Resumo da pregação. Este culto não foi publicado com um texto escrito. O resumo abaixo foi redigido a partir da transcrição automática do vídeo e pode conter imprecisões — a pregação na íntegra está no player acima.

A pregação começa lembrando por que a série existe. Sete, na Bíblia, é plenitude e totalidade — então as sete cartas alcançam todas as igrejas, daquela época e de hoje. Qualquer comunidade pode olhar para uma delas, ou duas, ou três, e reconhecer: isto aqui é sobre nós.

E vem o convite direto: ouvindo estas cartas, você consegue dizer qual delas Jesus poderia estar enviando hoje para a Igreja Luterana em Três Lagoas? De que adianta ouvir uma pregação se ninguém a recebe como palavra dirigida a si?

O texto de apoio é Hebreus 4.12 — a Palavra é viva e eficaz, mais afiada que espada de dois gumes, capaz de dividir alma e espírito e de julgar os pensamentos e as intenções do coração.

A carta

Apocalipse 3.1-6. Quem prega diz que esta carta é pessoal: houve um momento na vida dela, ainda na comunidade de origem, em que a leu e reconheceu — é sobre a igreja em que estou, e é sobre mim.

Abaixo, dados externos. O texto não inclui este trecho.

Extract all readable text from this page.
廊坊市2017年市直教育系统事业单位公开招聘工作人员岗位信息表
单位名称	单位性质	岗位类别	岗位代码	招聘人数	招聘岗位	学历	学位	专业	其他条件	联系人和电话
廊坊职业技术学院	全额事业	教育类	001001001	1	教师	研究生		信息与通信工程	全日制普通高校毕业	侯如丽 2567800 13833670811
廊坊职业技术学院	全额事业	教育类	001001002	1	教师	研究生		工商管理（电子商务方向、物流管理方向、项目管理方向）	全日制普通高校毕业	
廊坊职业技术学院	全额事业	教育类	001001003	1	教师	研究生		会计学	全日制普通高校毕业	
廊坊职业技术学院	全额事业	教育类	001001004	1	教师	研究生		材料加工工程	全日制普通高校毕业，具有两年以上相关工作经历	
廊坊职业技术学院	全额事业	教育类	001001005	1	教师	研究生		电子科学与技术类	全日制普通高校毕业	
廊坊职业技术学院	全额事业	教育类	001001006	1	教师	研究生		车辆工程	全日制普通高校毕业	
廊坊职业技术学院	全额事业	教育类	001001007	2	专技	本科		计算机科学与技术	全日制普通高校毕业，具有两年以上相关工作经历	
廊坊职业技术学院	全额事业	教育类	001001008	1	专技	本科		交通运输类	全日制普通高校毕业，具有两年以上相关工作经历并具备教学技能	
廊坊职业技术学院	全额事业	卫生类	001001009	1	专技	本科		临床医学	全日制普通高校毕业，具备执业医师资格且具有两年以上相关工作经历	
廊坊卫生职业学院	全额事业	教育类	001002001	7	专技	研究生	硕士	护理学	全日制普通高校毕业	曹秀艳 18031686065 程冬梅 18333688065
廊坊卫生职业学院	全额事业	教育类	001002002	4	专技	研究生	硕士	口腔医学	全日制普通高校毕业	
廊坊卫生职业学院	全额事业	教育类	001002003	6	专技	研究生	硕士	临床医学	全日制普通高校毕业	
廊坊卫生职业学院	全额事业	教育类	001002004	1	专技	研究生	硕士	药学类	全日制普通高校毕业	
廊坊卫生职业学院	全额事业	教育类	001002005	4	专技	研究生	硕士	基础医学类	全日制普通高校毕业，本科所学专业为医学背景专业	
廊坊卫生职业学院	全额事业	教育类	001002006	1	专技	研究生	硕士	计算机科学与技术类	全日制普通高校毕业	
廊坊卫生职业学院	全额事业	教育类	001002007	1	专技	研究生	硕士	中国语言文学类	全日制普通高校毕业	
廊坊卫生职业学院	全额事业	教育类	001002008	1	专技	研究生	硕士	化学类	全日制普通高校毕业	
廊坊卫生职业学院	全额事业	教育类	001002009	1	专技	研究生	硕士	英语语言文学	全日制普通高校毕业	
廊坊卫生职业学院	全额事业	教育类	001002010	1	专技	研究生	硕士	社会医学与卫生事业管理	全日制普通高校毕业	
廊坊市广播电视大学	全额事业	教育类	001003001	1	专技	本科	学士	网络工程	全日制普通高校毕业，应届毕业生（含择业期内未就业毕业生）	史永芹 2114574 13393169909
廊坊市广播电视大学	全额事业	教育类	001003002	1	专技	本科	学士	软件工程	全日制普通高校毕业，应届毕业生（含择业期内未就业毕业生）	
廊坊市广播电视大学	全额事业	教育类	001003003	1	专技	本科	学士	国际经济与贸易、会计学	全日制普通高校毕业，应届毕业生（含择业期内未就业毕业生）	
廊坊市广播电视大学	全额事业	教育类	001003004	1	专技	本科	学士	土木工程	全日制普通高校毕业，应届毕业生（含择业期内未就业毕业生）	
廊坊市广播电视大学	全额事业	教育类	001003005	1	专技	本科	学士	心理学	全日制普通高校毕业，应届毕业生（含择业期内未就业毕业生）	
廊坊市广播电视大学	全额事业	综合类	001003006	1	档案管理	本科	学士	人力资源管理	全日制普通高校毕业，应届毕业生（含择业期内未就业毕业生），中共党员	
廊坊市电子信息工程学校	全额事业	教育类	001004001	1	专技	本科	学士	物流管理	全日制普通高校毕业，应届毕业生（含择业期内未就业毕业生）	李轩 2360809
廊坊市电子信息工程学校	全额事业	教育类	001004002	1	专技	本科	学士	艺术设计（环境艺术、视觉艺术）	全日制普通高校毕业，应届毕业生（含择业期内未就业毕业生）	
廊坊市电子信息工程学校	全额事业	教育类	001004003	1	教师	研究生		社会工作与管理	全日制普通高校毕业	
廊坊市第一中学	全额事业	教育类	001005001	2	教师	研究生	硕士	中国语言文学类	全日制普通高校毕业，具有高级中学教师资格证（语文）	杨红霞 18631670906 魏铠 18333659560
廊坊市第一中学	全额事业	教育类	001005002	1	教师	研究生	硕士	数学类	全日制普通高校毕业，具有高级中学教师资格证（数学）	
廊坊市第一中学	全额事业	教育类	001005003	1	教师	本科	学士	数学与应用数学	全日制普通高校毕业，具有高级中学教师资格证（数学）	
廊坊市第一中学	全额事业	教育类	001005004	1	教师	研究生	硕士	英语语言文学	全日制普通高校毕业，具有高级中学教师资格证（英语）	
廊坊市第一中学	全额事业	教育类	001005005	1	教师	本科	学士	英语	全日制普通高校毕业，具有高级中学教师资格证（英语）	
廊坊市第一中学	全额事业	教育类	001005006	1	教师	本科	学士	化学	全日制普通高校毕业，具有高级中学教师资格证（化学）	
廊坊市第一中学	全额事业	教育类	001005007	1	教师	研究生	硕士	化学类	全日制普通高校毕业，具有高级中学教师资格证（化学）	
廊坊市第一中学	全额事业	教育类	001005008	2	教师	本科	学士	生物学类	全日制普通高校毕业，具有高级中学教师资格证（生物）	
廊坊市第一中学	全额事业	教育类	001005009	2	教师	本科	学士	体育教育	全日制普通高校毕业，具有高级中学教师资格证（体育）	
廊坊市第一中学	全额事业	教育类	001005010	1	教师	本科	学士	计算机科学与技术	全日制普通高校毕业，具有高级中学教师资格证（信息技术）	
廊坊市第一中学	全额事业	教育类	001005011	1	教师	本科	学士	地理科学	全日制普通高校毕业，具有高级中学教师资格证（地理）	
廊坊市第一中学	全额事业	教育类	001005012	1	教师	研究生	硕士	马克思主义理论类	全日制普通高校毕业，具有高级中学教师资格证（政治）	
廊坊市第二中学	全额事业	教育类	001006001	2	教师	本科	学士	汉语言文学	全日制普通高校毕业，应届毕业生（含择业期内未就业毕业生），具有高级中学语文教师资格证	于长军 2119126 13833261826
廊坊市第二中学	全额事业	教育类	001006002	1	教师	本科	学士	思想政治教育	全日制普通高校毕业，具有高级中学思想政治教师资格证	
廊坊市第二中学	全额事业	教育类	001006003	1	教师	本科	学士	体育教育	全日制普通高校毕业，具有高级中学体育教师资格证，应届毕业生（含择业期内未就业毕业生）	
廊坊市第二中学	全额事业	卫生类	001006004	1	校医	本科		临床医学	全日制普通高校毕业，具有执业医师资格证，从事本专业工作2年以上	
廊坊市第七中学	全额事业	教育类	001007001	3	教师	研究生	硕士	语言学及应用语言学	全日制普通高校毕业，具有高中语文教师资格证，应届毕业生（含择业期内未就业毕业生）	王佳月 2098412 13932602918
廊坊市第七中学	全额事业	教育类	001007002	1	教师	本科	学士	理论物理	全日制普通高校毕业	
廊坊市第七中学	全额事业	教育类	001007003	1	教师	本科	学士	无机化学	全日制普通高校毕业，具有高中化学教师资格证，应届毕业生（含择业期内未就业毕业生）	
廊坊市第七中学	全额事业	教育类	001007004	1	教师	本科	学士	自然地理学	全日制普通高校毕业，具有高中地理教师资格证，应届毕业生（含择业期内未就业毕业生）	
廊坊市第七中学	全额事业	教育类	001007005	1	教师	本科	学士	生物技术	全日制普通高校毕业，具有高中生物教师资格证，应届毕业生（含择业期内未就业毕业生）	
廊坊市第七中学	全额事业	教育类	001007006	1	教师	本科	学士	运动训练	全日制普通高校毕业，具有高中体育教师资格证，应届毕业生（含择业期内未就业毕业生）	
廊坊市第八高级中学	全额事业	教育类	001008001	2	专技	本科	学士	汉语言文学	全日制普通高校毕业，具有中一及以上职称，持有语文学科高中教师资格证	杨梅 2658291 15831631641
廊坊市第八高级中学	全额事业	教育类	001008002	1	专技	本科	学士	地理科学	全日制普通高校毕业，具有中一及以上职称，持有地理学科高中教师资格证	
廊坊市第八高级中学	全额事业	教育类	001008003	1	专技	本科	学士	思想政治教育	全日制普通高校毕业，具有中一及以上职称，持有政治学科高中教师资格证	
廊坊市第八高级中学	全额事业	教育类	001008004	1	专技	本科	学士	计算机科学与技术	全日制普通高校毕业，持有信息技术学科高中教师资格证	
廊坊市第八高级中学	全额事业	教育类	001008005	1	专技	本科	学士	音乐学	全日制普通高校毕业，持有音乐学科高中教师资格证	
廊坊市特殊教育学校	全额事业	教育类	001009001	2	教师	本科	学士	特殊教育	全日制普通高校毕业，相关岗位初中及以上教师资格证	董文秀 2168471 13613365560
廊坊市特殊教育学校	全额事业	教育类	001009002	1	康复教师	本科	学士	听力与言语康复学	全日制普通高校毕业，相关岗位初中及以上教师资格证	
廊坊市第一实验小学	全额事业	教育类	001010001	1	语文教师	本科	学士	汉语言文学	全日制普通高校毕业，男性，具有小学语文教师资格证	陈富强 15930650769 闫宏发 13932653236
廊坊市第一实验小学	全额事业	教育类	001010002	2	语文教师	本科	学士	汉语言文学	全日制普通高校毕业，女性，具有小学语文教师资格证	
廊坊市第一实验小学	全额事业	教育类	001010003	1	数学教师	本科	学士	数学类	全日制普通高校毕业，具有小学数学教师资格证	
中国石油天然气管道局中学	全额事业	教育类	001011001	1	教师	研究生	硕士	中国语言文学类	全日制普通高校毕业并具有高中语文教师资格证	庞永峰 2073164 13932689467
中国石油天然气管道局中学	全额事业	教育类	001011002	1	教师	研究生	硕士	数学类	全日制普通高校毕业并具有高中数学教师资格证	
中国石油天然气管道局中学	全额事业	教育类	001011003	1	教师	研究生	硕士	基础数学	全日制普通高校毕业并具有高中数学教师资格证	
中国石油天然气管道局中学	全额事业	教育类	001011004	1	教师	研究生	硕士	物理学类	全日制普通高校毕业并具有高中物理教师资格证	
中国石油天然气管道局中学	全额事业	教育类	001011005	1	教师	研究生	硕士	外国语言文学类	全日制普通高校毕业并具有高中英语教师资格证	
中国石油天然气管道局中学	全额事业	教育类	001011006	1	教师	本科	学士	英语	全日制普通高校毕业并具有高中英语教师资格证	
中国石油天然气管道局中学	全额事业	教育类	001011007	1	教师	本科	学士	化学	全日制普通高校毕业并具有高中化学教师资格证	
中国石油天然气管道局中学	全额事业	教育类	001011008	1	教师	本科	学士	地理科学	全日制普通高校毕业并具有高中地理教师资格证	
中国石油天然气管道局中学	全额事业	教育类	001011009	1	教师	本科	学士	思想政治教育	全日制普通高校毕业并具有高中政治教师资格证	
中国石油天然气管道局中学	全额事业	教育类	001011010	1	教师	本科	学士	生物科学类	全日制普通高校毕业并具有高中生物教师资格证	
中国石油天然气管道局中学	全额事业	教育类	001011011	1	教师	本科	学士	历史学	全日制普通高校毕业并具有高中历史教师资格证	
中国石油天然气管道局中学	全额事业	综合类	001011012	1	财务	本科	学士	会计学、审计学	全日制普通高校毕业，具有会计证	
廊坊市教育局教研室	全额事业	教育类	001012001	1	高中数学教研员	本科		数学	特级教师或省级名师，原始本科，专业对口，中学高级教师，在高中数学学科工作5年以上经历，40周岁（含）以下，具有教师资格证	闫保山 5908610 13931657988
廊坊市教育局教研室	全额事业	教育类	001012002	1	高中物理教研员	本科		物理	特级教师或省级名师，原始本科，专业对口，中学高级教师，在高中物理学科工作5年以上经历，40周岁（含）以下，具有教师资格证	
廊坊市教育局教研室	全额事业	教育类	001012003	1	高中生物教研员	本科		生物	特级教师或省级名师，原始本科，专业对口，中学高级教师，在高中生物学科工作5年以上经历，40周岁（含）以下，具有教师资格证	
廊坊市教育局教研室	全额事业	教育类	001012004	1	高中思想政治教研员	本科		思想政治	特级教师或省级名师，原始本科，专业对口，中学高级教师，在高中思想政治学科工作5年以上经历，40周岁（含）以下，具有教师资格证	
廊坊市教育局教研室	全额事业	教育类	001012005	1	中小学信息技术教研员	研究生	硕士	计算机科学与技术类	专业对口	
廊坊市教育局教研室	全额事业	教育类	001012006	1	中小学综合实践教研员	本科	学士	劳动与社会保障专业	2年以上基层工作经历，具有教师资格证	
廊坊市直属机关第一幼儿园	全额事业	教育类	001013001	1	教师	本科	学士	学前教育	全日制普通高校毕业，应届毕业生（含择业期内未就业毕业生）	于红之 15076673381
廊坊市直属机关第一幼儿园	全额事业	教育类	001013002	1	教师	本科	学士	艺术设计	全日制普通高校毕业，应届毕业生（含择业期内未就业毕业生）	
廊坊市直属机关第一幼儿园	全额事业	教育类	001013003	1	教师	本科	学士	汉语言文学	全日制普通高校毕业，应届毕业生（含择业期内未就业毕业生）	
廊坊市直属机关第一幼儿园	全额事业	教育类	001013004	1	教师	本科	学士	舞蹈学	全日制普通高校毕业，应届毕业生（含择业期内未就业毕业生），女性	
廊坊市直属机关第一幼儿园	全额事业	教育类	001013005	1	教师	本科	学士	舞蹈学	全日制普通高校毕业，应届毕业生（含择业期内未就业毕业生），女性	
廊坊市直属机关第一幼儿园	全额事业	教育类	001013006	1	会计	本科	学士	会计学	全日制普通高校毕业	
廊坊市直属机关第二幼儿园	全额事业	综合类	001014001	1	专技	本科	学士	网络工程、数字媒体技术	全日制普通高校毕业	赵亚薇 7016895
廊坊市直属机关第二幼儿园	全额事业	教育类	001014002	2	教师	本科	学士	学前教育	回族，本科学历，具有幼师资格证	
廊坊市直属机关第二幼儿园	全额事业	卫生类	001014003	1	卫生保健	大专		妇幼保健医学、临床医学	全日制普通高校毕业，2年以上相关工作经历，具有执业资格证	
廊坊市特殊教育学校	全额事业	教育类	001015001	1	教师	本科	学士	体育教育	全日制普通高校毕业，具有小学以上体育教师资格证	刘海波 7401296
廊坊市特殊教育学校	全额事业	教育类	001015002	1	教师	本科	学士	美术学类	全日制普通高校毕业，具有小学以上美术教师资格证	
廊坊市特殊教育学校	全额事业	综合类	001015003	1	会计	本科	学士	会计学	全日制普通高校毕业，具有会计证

“Conheço as suas obras; você tem fama de estar vivo, mas está morto. Esteja atento e fortaleça o que resta, o que estava para morrer, pois não achei as suas obras perfeitas aos olhos do meu Deus.”

O que falta nesta carta

Aqui está a observação mais aguda da mensagem, e ela é sobre uma **ausência**.

Duas semanas antes, na carta a Esmirna, o assunto era sofrimento: prisões, mortes, fidelidade sob perseguição. Em Sardes, nada disso aparece. Jesus não fala de perseguição nem de dificuldade.

Ou seja: **estava tudo tranquilo em Sardes.** A paz reinava.

E foi exatamente esse o problema. Quando está tudo bem, é mais fácil ir abandonando aos poucos a intimidade com Jesus. Aquela igreja não estava sofrendo — estava vazia.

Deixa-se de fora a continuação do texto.